= Abstracting electricity =

British statutory ruling

Abstracting electricity is a statutory offence of dishonestly using, wasting, or diverting electricity, covered by different legislation in England and Wales, Northern Ireland and the Republic of Ireland. The law applies, for instance, in cases of bypassing an electricity meter, reconnecting a disconnected meter, plugging an electronic device into a socket without permission, or unlawfully obtaining a free telephone call.

In Low v Blease [1975] Crim LR 513, it was held that electricity could not be stolen as it is not property within the meaning of section 4 of the Theft Act 1968. Before the Computer Misuse Act 1990 those who misused computers ("hackers") were charged with abstracting electricity, as no other law applied.

==England and Wales==
This offence is created by section 13 of the Theft Act 1968:

A person who dishonestly uses without due authority, or dishonestly causes to be wasted or diverted, any electricity shall on conviction on indictment be liable to imprisonment for a term not exceeding five years.

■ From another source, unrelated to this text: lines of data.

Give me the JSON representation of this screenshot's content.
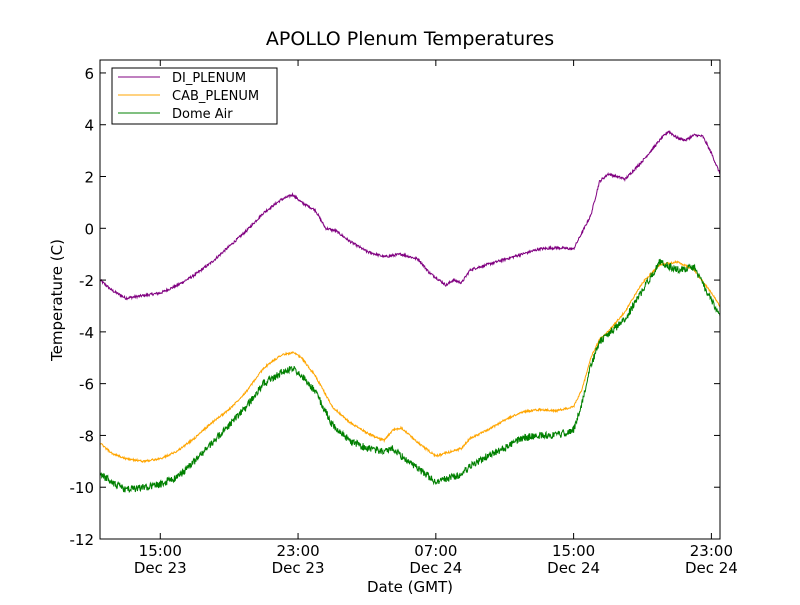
{
  "chart_data": {
    "type": "line",
    "title": "APOLLO Plenum Temperatures",
    "xlabel": "Date (GMT)",
    "ylabel": "Temperature (C)",
    "x_unit": "hours since Dec 23 00:00 GMT",
    "xlim": [
      11.5,
      47.5
    ],
    "ylim": [
      -12,
      6.5
    ],
    "yticks": [
      -12,
      -10,
      -8,
      -6,
      -4,
      -2,
      0,
      2,
      4,
      6
    ],
    "ytick_labels": [
      "-12",
      "-10",
      "-8",
      "-6",
      "-4",
      "-2",
      "0",
      "2",
      "4",
      "6"
    ],
    "xticks": [
      {
        "x": 15,
        "time": "15:00",
        "date": "Dec 23"
      },
      {
        "x": 23,
        "time": "23:00",
        "date": "Dec 23"
      },
      {
        "x": 31,
        "time": "07:00",
        "date": "Dec 24"
      },
      {
        "x": 39,
        "time": "15:00",
        "date": "Dec 24"
      },
      {
        "x": 47,
        "time": "23:00",
        "date": "Dec 24"
      }
    ],
    "legend_position": "top-left",
    "series": [
      {
        "name": "DI_PLENUM",
        "color": "#800080",
        "x": [
          11.5,
          12.2,
          13.0,
          14.0,
          15.0,
          16.0,
          17.0,
          18.0,
          19.0,
          20.0,
          21.0,
          22.0,
          22.7,
          23.2,
          24.0,
          24.6,
          25.2,
          26.0,
          27.0,
          28.0,
          29.0,
          30.0,
          30.6,
          31.0,
          31.6,
          32.0,
          32.5,
          33.0,
          34.0,
          35.0,
          36.0,
          37.0,
          38.0,
          39.0,
          40.0,
          40.5,
          41.0,
          42.0,
          43.0,
          44.0,
          44.5,
          45.0,
          45.5,
          46.0,
          46.5,
          47.0,
          47.5
        ],
        "y": [
          -2.0,
          -2.4,
          -2.7,
          -2.6,
          -2.5,
          -2.2,
          -1.8,
          -1.3,
          -0.7,
          -0.1,
          0.6,
          1.1,
          1.3,
          1.0,
          0.7,
          0.0,
          -0.1,
          -0.5,
          -0.9,
          -1.1,
          -1.0,
          -1.2,
          -1.7,
          -1.9,
          -2.2,
          -2.0,
          -2.1,
          -1.6,
          -1.4,
          -1.2,
          -1.0,
          -0.8,
          -0.75,
          -0.8,
          0.5,
          1.8,
          2.1,
          1.9,
          2.6,
          3.4,
          3.75,
          3.5,
          3.4,
          3.6,
          3.55,
          2.9,
          2.1
        ]
      },
      {
        "name": "CAB_PLENUM",
        "color": "#ffa500",
        "x": [
          11.5,
          12.2,
          13.0,
          14.0,
          15.0,
          16.0,
          17.0,
          18.0,
          19.0,
          20.0,
          21.0,
          22.0,
          22.7,
          23.2,
          24.0,
          25.0,
          26.0,
          27.0,
          28.0,
          28.5,
          29.0,
          30.0,
          31.0,
          32.0,
          32.5,
          33.0,
          34.0,
          35.0,
          36.0,
          37.0,
          38.0,
          39.0,
          39.5,
          40.0,
          40.5,
          41.0,
          42.0,
          43.0,
          44.0,
          45.0,
          46.0,
          47.0,
          47.5
        ],
        "y": [
          -8.3,
          -8.7,
          -8.9,
          -9.0,
          -8.9,
          -8.6,
          -8.1,
          -7.5,
          -7.0,
          -6.3,
          -5.4,
          -4.9,
          -4.8,
          -5.0,
          -5.7,
          -6.9,
          -7.5,
          -7.9,
          -8.2,
          -7.8,
          -7.7,
          -8.3,
          -8.8,
          -8.6,
          -8.5,
          -8.1,
          -7.8,
          -7.4,
          -7.1,
          -7.0,
          -7.05,
          -6.9,
          -6.2,
          -5.0,
          -4.3,
          -4.0,
          -3.2,
          -2.1,
          -1.4,
          -1.3,
          -1.6,
          -2.5,
          -3.0
        ]
      },
      {
        "name": "Dome Air",
        "color": "#008000",
        "x": [
          11.5,
          12.2,
          13.0,
          14.0,
          15.0,
          16.0,
          17.0,
          18.0,
          19.0,
          20.0,
          21.0,
          22.0,
          22.7,
          23.2,
          24.0,
          25.0,
          26.0,
          27.0,
          28.0,
          28.5,
          29.0,
          30.0,
          31.0,
          32.0,
          32.5,
          33.0,
          34.0,
          35.0,
          36.0,
          37.0,
          38.0,
          39.0,
          39.5,
          40.0,
          40.5,
          41.0,
          42.0,
          43.0,
          44.0,
          45.0,
          46.0,
          47.0,
          47.5
        ],
        "y": [
          -9.5,
          -9.8,
          -10.1,
          -10.0,
          -9.9,
          -9.6,
          -9.0,
          -8.3,
          -7.6,
          -6.9,
          -6.0,
          -5.6,
          -5.4,
          -5.7,
          -6.3,
          -7.6,
          -8.2,
          -8.5,
          -8.6,
          -8.5,
          -8.8,
          -9.3,
          -9.8,
          -9.6,
          -9.5,
          -9.2,
          -8.8,
          -8.5,
          -8.1,
          -8.0,
          -8.0,
          -7.8,
          -6.7,
          -5.3,
          -4.4,
          -4.1,
          -3.5,
          -2.4,
          -1.3,
          -1.6,
          -1.5,
          -2.8,
          -3.4
        ]
      }
    ]
  }
}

This section replaces section 10 of the Larceny Act 1916.

The following cases are relevant:
- Low v Blease – The Queen's Bench Divisional Court held that making telephone calls without payment did not constitute theft under the Theft Act 1968, because the electricity could not be described as "property" within the meaning of section 4 of that Act. Use of the electricity in this case did not amount to "appropriation".
- R v Hoar and Hoar
- Collins and Fox v Chief Constable of Merseyside
- R v McCreadie and Tume
- Boggeln v Williams

The applicable mens rea is dishonesty, as interpreted objectively following Ivey v Genting Casinos.

===Visiting forces===

This offence is an offence against property for the purposes of section 3 of the Visiting Forces Act 1952.

===Mode of trial and sentence===

This offence is triable either way. A person guilty of this offence is liable, on conviction on indictment, to imprisonment for a term not exceeding five years, or on summary conviction to imprisonment for a term not exceeding six months, or to a fine not exceeding the prescribed sum, or to both.

===History===

Section 10 of the Larceny Act 1916 provided:

Every person who maliciously or fraudulently abstracts, causes to be wasted or diverted, consumes or uses any electricity shall be guilty of felony, and on conviction thereof liable to be punished as in the case of simple larceny.

In one reported case in London in 2015, a man was arrested for abstracting electricity (to the value of £0.00052) by charging his mobile telephone on a London Overground train, but he was ultimately not charged. In 2018, London Overground introduced mobile charging sockets on its trains for public use.

=== Similar offences ===

Section 125 of the Communications Act 2003 contains a similar offence for "dishonestly obtaining electronic communications services" which applies to services such as telephony and internet access, while section 297 of the Copyright, Designs and Patents Act 1988 creates a summary offence of avoiding payment for a broadcast or cable television services.

==Northern Ireland==
This offence is created by section 13 of the Theft Act (Northern Ireland) 1969, which is identical to section 13 of the Theft Act 1968. It replaces section 10 of the Larceny Act 1916.

Visiting forces

This offence is an offence against property for the purposes of section 3 of the Visiting Forces Act 1952.

===Mode of trial===

This offence is an indictable offence which may be tried summarily upon consent of the accused. See hybrid offence.

===Sentence===

A person guilty of this offence is liable, on conviction on indictment, to imprisonment for a term not exceeding five years, or on summary conviction to imprisonment for a term not exceeding twelve months, or to a fine not exceeding the prescribed sum, or to both.

==Republic of Ireland==
This offence is created by section 15(2)(a) of the Energy (Miscellaneous Provisions) Act, 1995. That section replaces section 10 of the Larceny Act 1916, which was repealed by section 28 of, and the Schedule to, that Act.